U-M is a national leader in designing, controlling, and evaluating robots and other devices that assist people with disabilities and enhance performance.
Few programs in the nation so effectively combine physical medicine and rehabilitation with robotics as Michigan. The work spans everything from basic research on one end of the spectrum to clinical trials on the other. Researchers use their understanding of the brain and nervous system to inform design. The ultimate goal is to help people overcome disabilities, heal faster, and live better lives.
For wearable robotic devices, U-M researchers seek motors that offer the most power for the lightest weight. They also have developed portable rehabilitative devices that operate with passive elements such as brakes and dampers that dissipate energy provided by the user. One such device is U-M’s SepaRRo — Semi-Passive Rehabilitation Robot. SepaRRo weighs just a fraction of its commercial counterparts by taking advantage of controllable brakes instead of motors to guide or resist the user’s intended motion.
Another passive system invented at Michigan is a variable-stiffness, ankle-foot prosthesis. Users can change the stiffness of the prosthesis with a smartphone application with every step they take, as needed.

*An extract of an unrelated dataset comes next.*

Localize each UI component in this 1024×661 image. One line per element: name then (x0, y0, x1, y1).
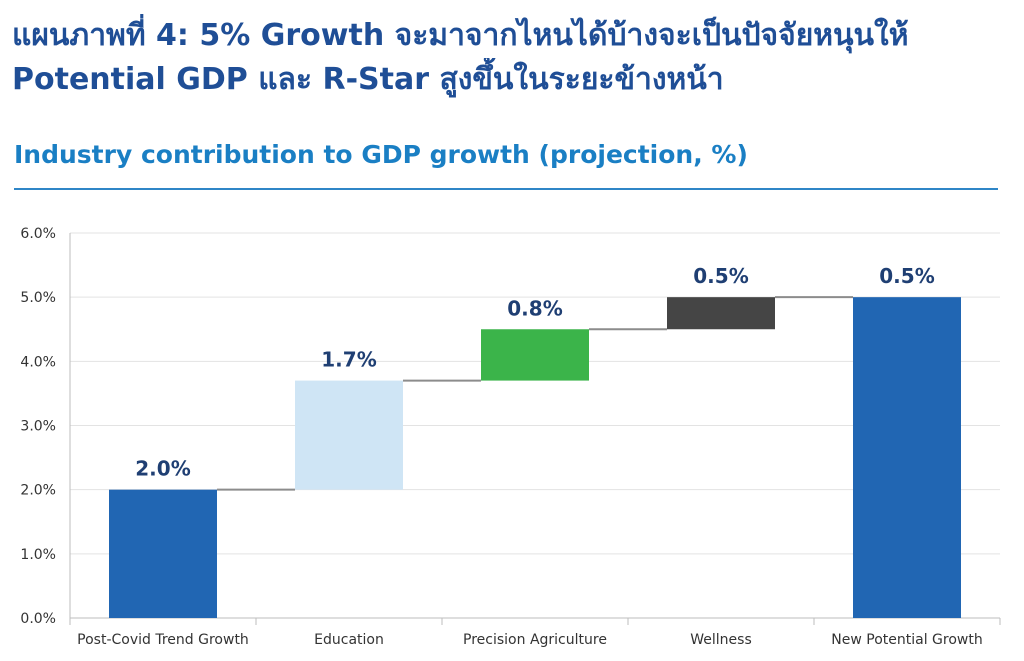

Researchers also use signals from the peripheral nerve that connects the brain to a prosthetic hand using a surgical approach pioneered at Michigan Medicine.
Michigan engineers have shown that a powered prosthetic leg offers better performance for users than a passive prosthetic, and even improved upon a commercially available prosthetic leg’s control software.
Available now to the scientific community is the Open Source Leg: an open-source, artificially intelligent prosthetic leg designed by researchers at U-M and the Shirley Ryan AbilityLab in Chicago. The leg’s free-to-copy design and programming aim to improve the quality of life of patients and accelerate scientific advances by offering a unified platform for fragmented research efforts across the bionics field.
Reverse engineering how the human body behaves is the approach to wearable robotics pursued at Michigan. This effort involves working from a set of analyses and technical tools developed to study the mechanics of a healthy body to build blueprints for wearable robotics systems. The robotic systems thus provide insights into the basic science of human biomechanics and vice versa.